The invention relates to a pneumatic brake booster for actuating a brake master cylinder of a motor vehicle.
The invention relates more particularly to a pneumatic brake booster for actuating a brake master cylinder of a motor vehicle, of the type comprising a rigid casing in which there can move a transverse partition sealingly delimiting a front chamber subjected to a first, engine depression, pressure and a rear chamber subjected to a second pressure that varies between the engine depression and atmospheric pressure, of the type which comprises a moving piston secured to the moving partition, a front face of which can act on a rod for actuation of the master cylinder, of the type comprising a rod for control of the booster, moving in the piston selectively as a function of an axial input force exerted forwards against a return force exerted on the rod by a return spring (50), of the type comprising a plunger which is arranged in front of the control rod in the piston and which at its rear end comprises at least one annular rear seat for a three-way valve which can move progressively between a position in which, with the control rod at rest, the front chamber and the rear chamber are in communication, and a position in which, with the control rod actuated, the second pressure in the rear chamber increases, the valve placing the rear chamber (18) in communication with atmospheric pressure, and of the type comprising a first feeler forming the front end of the plunger and passing through the piston which, when the control rod is in the rest position, is arranged a first determined jump distance away from a reaction disc inserted between the rod for actuation of the master cylinder and the front face of the moving piston, and which is able, when the control rod is actuated at a rate lower than a determined rate, to be made by the plunger to cover the first jump distance then to penetrate the reaction disc in such a way as to transmit to the plunger and to the control rod the reaction force of the master cylinder.
Numerous examples of conventional boosters of this type are known.
In such a booster, the distance separating the first feeler from the reaction disc is known as the “jump distance” and corresponds to the theoretical distance that the first feeler has to cover before the driver of the vehicle feels the reaction force of the master cylinder.
In practice, when there is clearance between the first feeler and the reaction disc, this distance corresponds to the distance separating the first feeler from the reaction disc, but it may also, when the reaction disc is initially decompressed in contact with the reaction disc, correspond to the travel over which the first feeler is likely to compress the reaction disc until the latter is fully compressed.
In an extreme braking situation for which maximum braking force is exerted on the control rod, actuation of the control rod causes movement of the plunger comprising the first feeler, and this causes the three-way valve to open wide and the rear chamber to be placed at atmospheric pressure. This results in a forwards movement of the moving partition, and the end of the plunger forming the first feeler penetrates the reaction disc made of elastomer which is secured to the rear face of the moving piston, compressing it.

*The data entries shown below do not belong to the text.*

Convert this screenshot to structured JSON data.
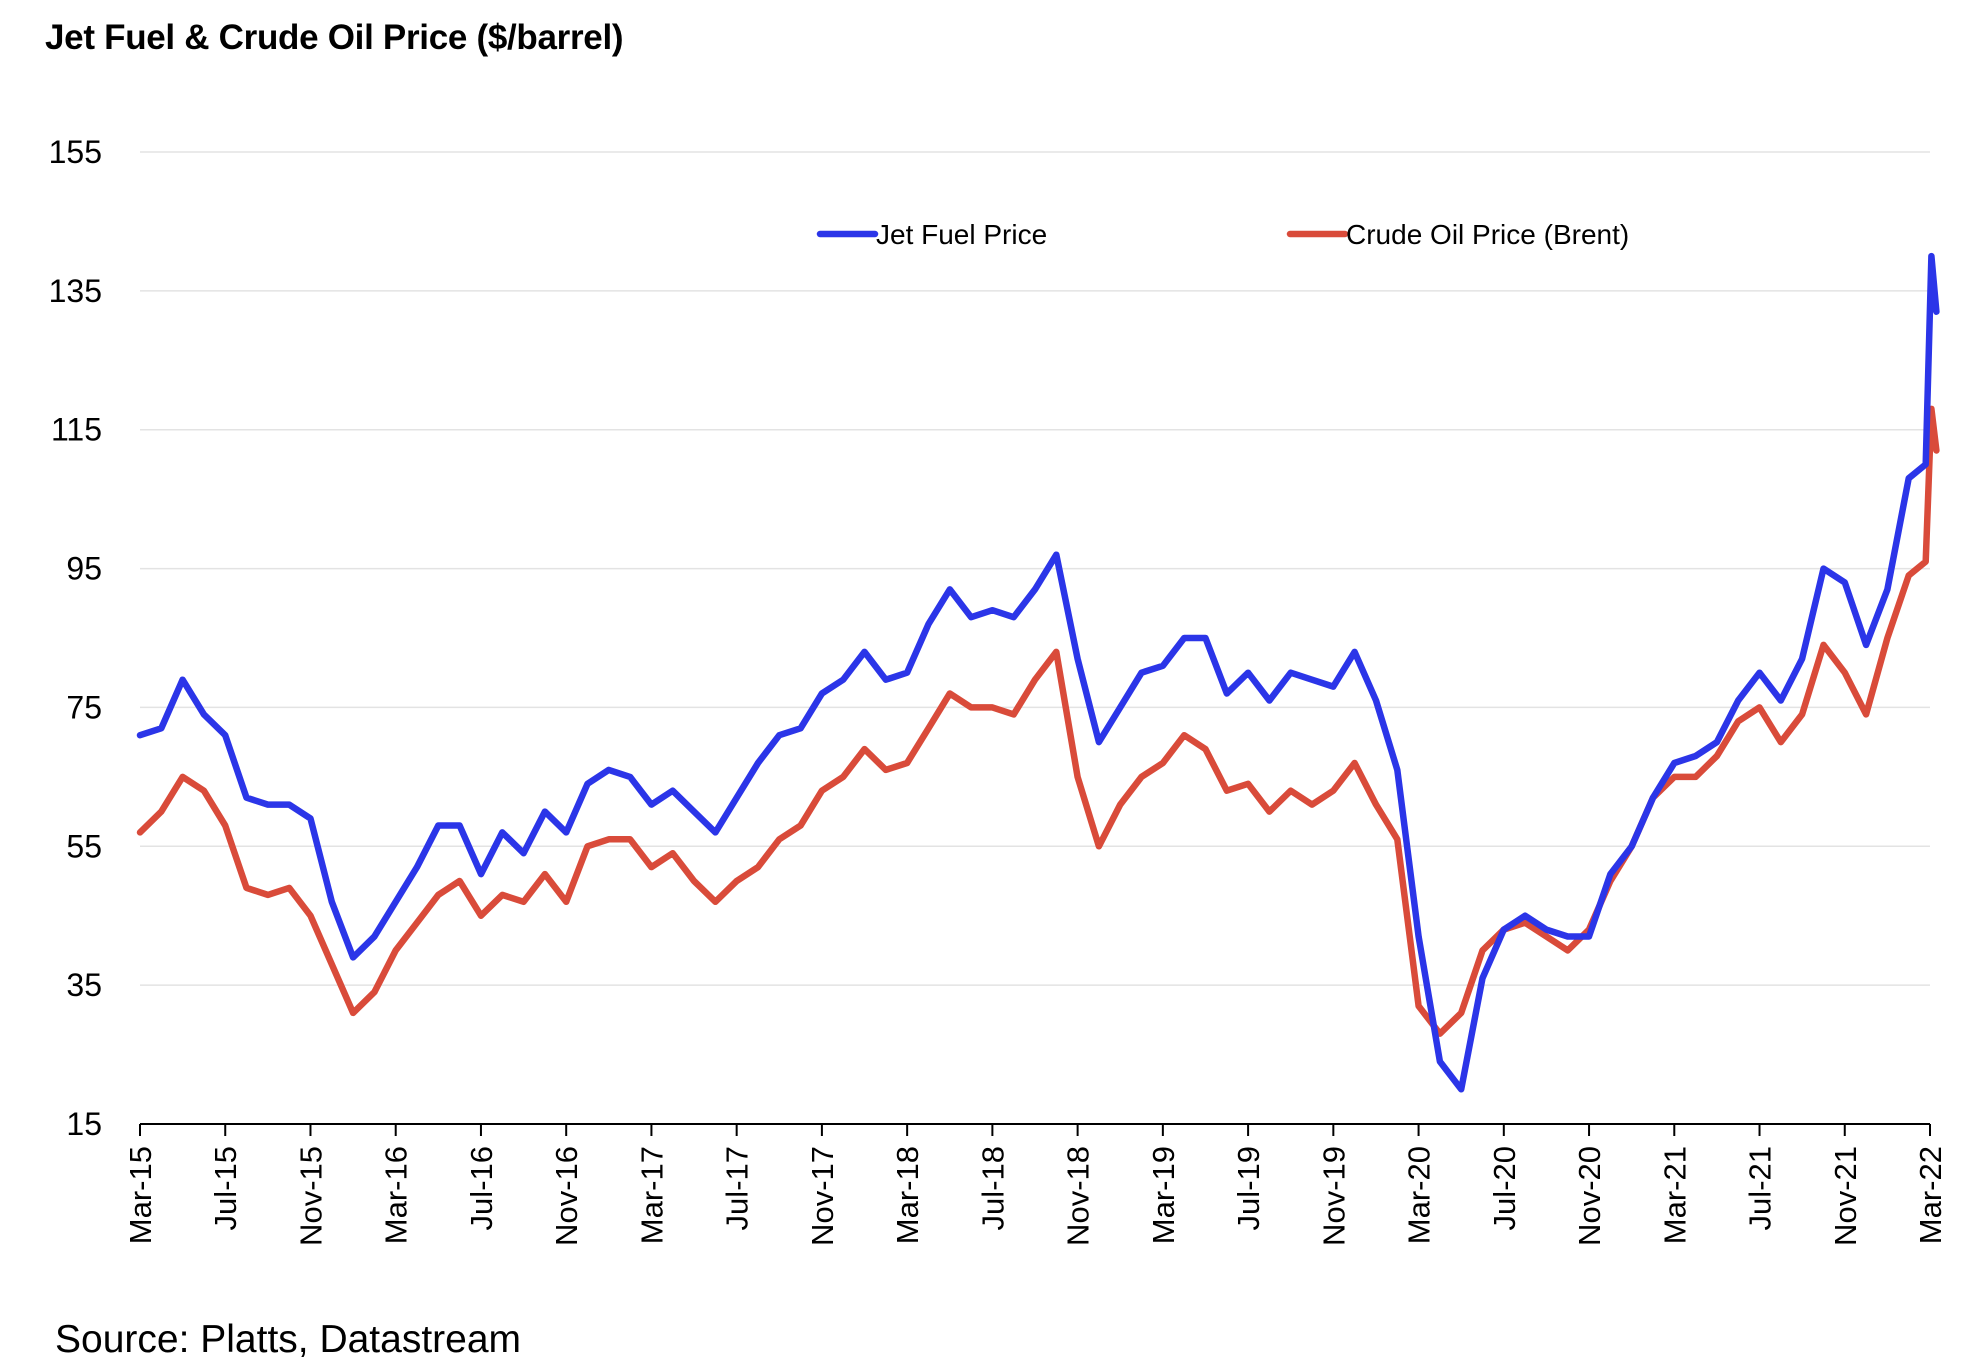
{
  "source_note": "Source: Platts, Datastream",
  "chart_data": {
    "type": "line",
    "title": "Jet Fuel & Crude Oil Price ($/barrel)",
    "xlabel": "",
    "ylabel": "",
    "ylim": [
      15,
      155
    ],
    "y_ticks": [
      15,
      35,
      55,
      75,
      95,
      115,
      135,
      155
    ],
    "x_range": [
      "2015-03",
      "2022-03"
    ],
    "x_ticks": [
      "Mar-15",
      "Jul-15",
      "Nov-15",
      "Mar-16",
      "Jul-16",
      "Nov-16",
      "Mar-17",
      "Jul-17",
      "Nov-17",
      "Mar-18",
      "Jul-18",
      "Nov-18",
      "Mar-19",
      "Jul-19",
      "Nov-19",
      "Mar-20",
      "Jul-20",
      "Nov-20",
      "Mar-21",
      "Jul-21",
      "Nov-21",
      "Mar-22"
    ],
    "grid": "horizontal",
    "legend_position": "top-center",
    "series": [
      {
        "name": "Jet Fuel Price",
        "color": "#2b35e8",
        "points": [
          [
            "2015-03",
            71
          ],
          [
            "2015-04",
            72
          ],
          [
            "2015-05",
            79
          ],
          [
            "2015-06",
            74
          ],
          [
            "2015-07",
            71
          ],
          [
            "2015-08",
            62
          ],
          [
            "2015-09",
            61
          ],
          [
            "2015-10",
            61
          ],
          [
            "2015-11",
            59
          ],
          [
            "2015-12",
            47
          ],
          [
            "2016-01",
            39
          ],
          [
            "2016-02",
            42
          ],
          [
            "2016-03",
            47
          ],
          [
            "2016-04",
            52
          ],
          [
            "2016-05",
            58
          ],
          [
            "2016-06",
            58
          ],
          [
            "2016-07",
            51
          ],
          [
            "2016-08",
            57
          ],
          [
            "2016-09",
            54
          ],
          [
            "2016-10",
            60
          ],
          [
            "2016-11",
            57
          ],
          [
            "2016-12",
            64
          ],
          [
            "2017-01",
            66
          ],
          [
            "2017-02",
            65
          ],
          [
            "2017-03",
            61
          ],
          [
            "2017-04",
            63
          ],
          [
            "2017-05",
            60
          ],
          [
            "2017-06",
            57
          ],
          [
            "2017-07",
            62
          ],
          [
            "2017-08",
            67
          ],
          [
            "2017-09",
            71
          ],
          [
            "2017-10",
            72
          ],
          [
            "2017-11",
            77
          ],
          [
            "2017-12",
            79
          ],
          [
            "2018-01",
            83
          ],
          [
            "2018-02",
            79
          ],
          [
            "2018-03",
            80
          ],
          [
            "2018-04",
            87
          ],
          [
            "2018-05",
            92
          ],
          [
            "2018-06",
            88
          ],
          [
            "2018-07",
            89
          ],
          [
            "2018-08",
            88
          ],
          [
            "2018-09",
            92
          ],
          [
            "2018-10",
            97
          ],
          [
            "2018-11",
            82
          ],
          [
            "2018-12",
            70
          ],
          [
            "2019-01",
            75
          ],
          [
            "2019-02",
            80
          ],
          [
            "2019-03",
            81
          ],
          [
            "2019-04",
            85
          ],
          [
            "2019-05",
            85
          ],
          [
            "2019-06",
            77
          ],
          [
            "2019-07",
            80
          ],
          [
            "2019-08",
            76
          ],
          [
            "2019-09",
            80
          ],
          [
            "2019-10",
            79
          ],
          [
            "2019-11",
            78
          ],
          [
            "2019-12",
            83
          ],
          [
            "2020-01",
            76
          ],
          [
            "2020-02",
            66
          ],
          [
            "2020-03",
            42
          ],
          [
            "2020-04",
            24
          ],
          [
            "2020-05",
            20
          ],
          [
            "2020-06",
            36
          ],
          [
            "2020-07",
            43
          ],
          [
            "2020-08",
            45
          ],
          [
            "2020-09",
            43
          ],
          [
            "2020-10",
            42
          ],
          [
            "2020-11",
            42
          ],
          [
            "2020-12",
            51
          ],
          [
            "2021-01",
            55
          ],
          [
            "2021-02",
            62
          ],
          [
            "2021-03",
            67
          ],
          [
            "2021-04",
            68
          ],
          [
            "2021-05",
            70
          ],
          [
            "2021-06",
            76
          ],
          [
            "2021-07",
            80
          ],
          [
            "2021-08",
            76
          ],
          [
            "2021-09",
            82
          ],
          [
            "2021-10",
            95
          ],
          [
            "2021-11",
            93
          ],
          [
            "2021-12",
            84
          ],
          [
            "2022-01",
            92
          ],
          [
            "2022-02",
            108
          ],
          [
            "2022-02-25",
            110
          ],
          [
            "2022-03-03",
            140
          ],
          [
            "2022-03-10",
            132
          ]
        ]
      },
      {
        "name": "Crude Oil Price (Brent)",
        "color": "#d94b3a",
        "points": [
          [
            "2015-03",
            57
          ],
          [
            "2015-04",
            60
          ],
          [
            "2015-05",
            65
          ],
          [
            "2015-06",
            63
          ],
          [
            "2015-07",
            58
          ],
          [
            "2015-08",
            49
          ],
          [
            "2015-09",
            48
          ],
          [
            "2015-10",
            49
          ],
          [
            "2015-11",
            45
          ],
          [
            "2015-12",
            38
          ],
          [
            "2016-01",
            31
          ],
          [
            "2016-02",
            34
          ],
          [
            "2016-03",
            40
          ],
          [
            "2016-04",
            44
          ],
          [
            "2016-05",
            48
          ],
          [
            "2016-06",
            50
          ],
          [
            "2016-07",
            45
          ],
          [
            "2016-08",
            48
          ],
          [
            "2016-09",
            47
          ],
          [
            "2016-10",
            51
          ],
          [
            "2016-11",
            47
          ],
          [
            "2016-12",
            55
          ],
          [
            "2017-01",
            56
          ],
          [
            "2017-02",
            56
          ],
          [
            "2017-03",
            52
          ],
          [
            "2017-04",
            54
          ],
          [
            "2017-05",
            50
          ],
          [
            "2017-06",
            47
          ],
          [
            "2017-07",
            50
          ],
          [
            "2017-08",
            52
          ],
          [
            "2017-09",
            56
          ],
          [
            "2017-10",
            58
          ],
          [
            "2017-11",
            63
          ],
          [
            "2017-12",
            65
          ],
          [
            "2018-01",
            69
          ],
          [
            "2018-02",
            66
          ],
          [
            "2018-03",
            67
          ],
          [
            "2018-04",
            72
          ],
          [
            "2018-05",
            77
          ],
          [
            "2018-06",
            75
          ],
          [
            "2018-07",
            75
          ],
          [
            "2018-08",
            74
          ],
          [
            "2018-09",
            79
          ],
          [
            "2018-10",
            83
          ],
          [
            "2018-11",
            65
          ],
          [
            "2018-12",
            55
          ],
          [
            "2019-01",
            61
          ],
          [
            "2019-02",
            65
          ],
          [
            "2019-03",
            67
          ],
          [
            "2019-04",
            71
          ],
          [
            "2019-05",
            69
          ],
          [
            "2019-06",
            63
          ],
          [
            "2019-07",
            64
          ],
          [
            "2019-08",
            60
          ],
          [
            "2019-09",
            63
          ],
          [
            "2019-10",
            61
          ],
          [
            "2019-11",
            63
          ],
          [
            "2019-12",
            67
          ],
          [
            "2020-01",
            61
          ],
          [
            "2020-02",
            56
          ],
          [
            "2020-03",
            32
          ],
          [
            "2020-04",
            28
          ],
          [
            "2020-05",
            31
          ],
          [
            "2020-06",
            40
          ],
          [
            "2020-07",
            43
          ],
          [
            "2020-08",
            44
          ],
          [
            "2020-09",
            42
          ],
          [
            "2020-10",
            40
          ],
          [
            "2020-11",
            43
          ],
          [
            "2020-12",
            50
          ],
          [
            "2021-01",
            55
          ],
          [
            "2021-02",
            62
          ],
          [
            "2021-03",
            65
          ],
          [
            "2021-04",
            65
          ],
          [
            "2021-05",
            68
          ],
          [
            "2021-06",
            73
          ],
          [
            "2021-07",
            75
          ],
          [
            "2021-08",
            70
          ],
          [
            "2021-09",
            74
          ],
          [
            "2021-10",
            84
          ],
          [
            "2021-11",
            80
          ],
          [
            "2021-12",
            74
          ],
          [
            "2022-01",
            85
          ],
          [
            "2022-02",
            94
          ],
          [
            "2022-02-25",
            96
          ],
          [
            "2022-03-03",
            118
          ],
          [
            "2022-03-10",
            112
          ]
        ]
      }
    ]
  }
}
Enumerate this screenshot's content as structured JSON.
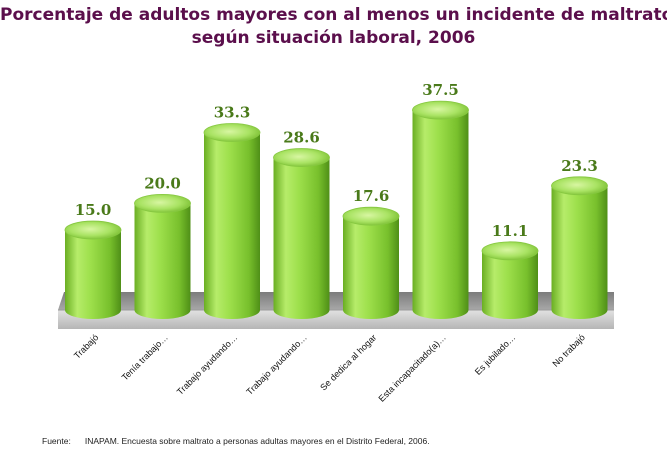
{
  "chart_data": {
    "type": "bar",
    "title": "Porcentaje de adultos mayores con al menos un incidente de maltrato,",
    "subtitle": "según situación laboral, 2006",
    "categories": [
      "Trabajó",
      "Tenía trabajo…",
      "Trabajo ayudando…",
      "Trabajo ayudando…",
      "Se dedica al hogar",
      "Esta incapacitado(a)…",
      "Es jubilado…",
      "No trabajó"
    ],
    "values": [
      15.0,
      20.0,
      33.3,
      28.6,
      17.6,
      37.5,
      11.1,
      23.3
    ],
    "value_labels": [
      "15.0",
      "20.0",
      "33.3",
      "28.6",
      "17.6",
      "37.5",
      "11.1",
      "23.3"
    ],
    "ylim": [
      0,
      40
    ],
    "xlabel": "",
    "ylabel": "",
    "grid": false,
    "legend": "none"
  },
  "colors": {
    "title": "#5b0f4c",
    "value_label": "#4a7a1a",
    "bar_light": "#d6f59a",
    "bar_mid": "#8fd63a",
    "bar_dark": "#4f8f17",
    "floor": "#8f8f8f"
  },
  "footnote": {
    "label": "Fuente:",
    "text": "INAPAM. Encuesta sobre maltrato a personas adultas mayores en el Distrito Federal, 2006."
  }
}
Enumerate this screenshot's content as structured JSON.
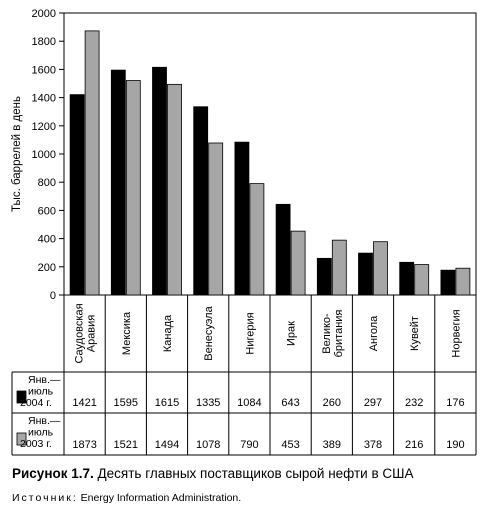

Thus, the force exerted on the rod for actuation of the master cylinder when the control rod is at the end of its travel is the result of the boost force which is brought about by the pressure difference across the moving wall and the force exerted by the plunger forming a feeler on the reaction disc. The driver of the vehicle also feels the braking reaction force, which is transmitted from the master cylinder to the plunger via the reaction disc.
Now, it has been found that a good many drivers, when confronted with an emergency braking situation, underestimate the risks involved and, having braked sharply, release their braking force even though maintaining a braking force is essential in order to avoid an accident.
What happens is that, in the case of an extreme braking situation accompanied by a swift movement of the control rod, the plunger may come into contact with the reaction disc and transmit to the driver a feeling of maximum braking before the pressure difference across the front and rear chambers reaches its maximum, and this may lead the driver to release his force, even though he ought to maintain it in order to benefit from maximum braking force.
In order to remedy this drawback, a booster has been proposed which comprises a first feeler which is slidably mounted with respect to the plunger to penetrate the reaction disc and which can then, when the control rod of the booster is actuated at a determined rate, be locked with respect to the moving piston so as to maintain maximum braking force on the rod for actuation of the master cylinder via the reaction disc even though the driver may have partially released his force.
This design has the disadvantage of entailing a significant force on the part of the driver, because in order for the feeler to penetrate the reaction disc at the end of its travel, the actuating force has to be exerted against the reaction force of the master cylinder.
This is particularly penalizing in the case of emergency braking, that is to say when a braking force is applied swiftly when the duration of actuation needs to be as short as possible.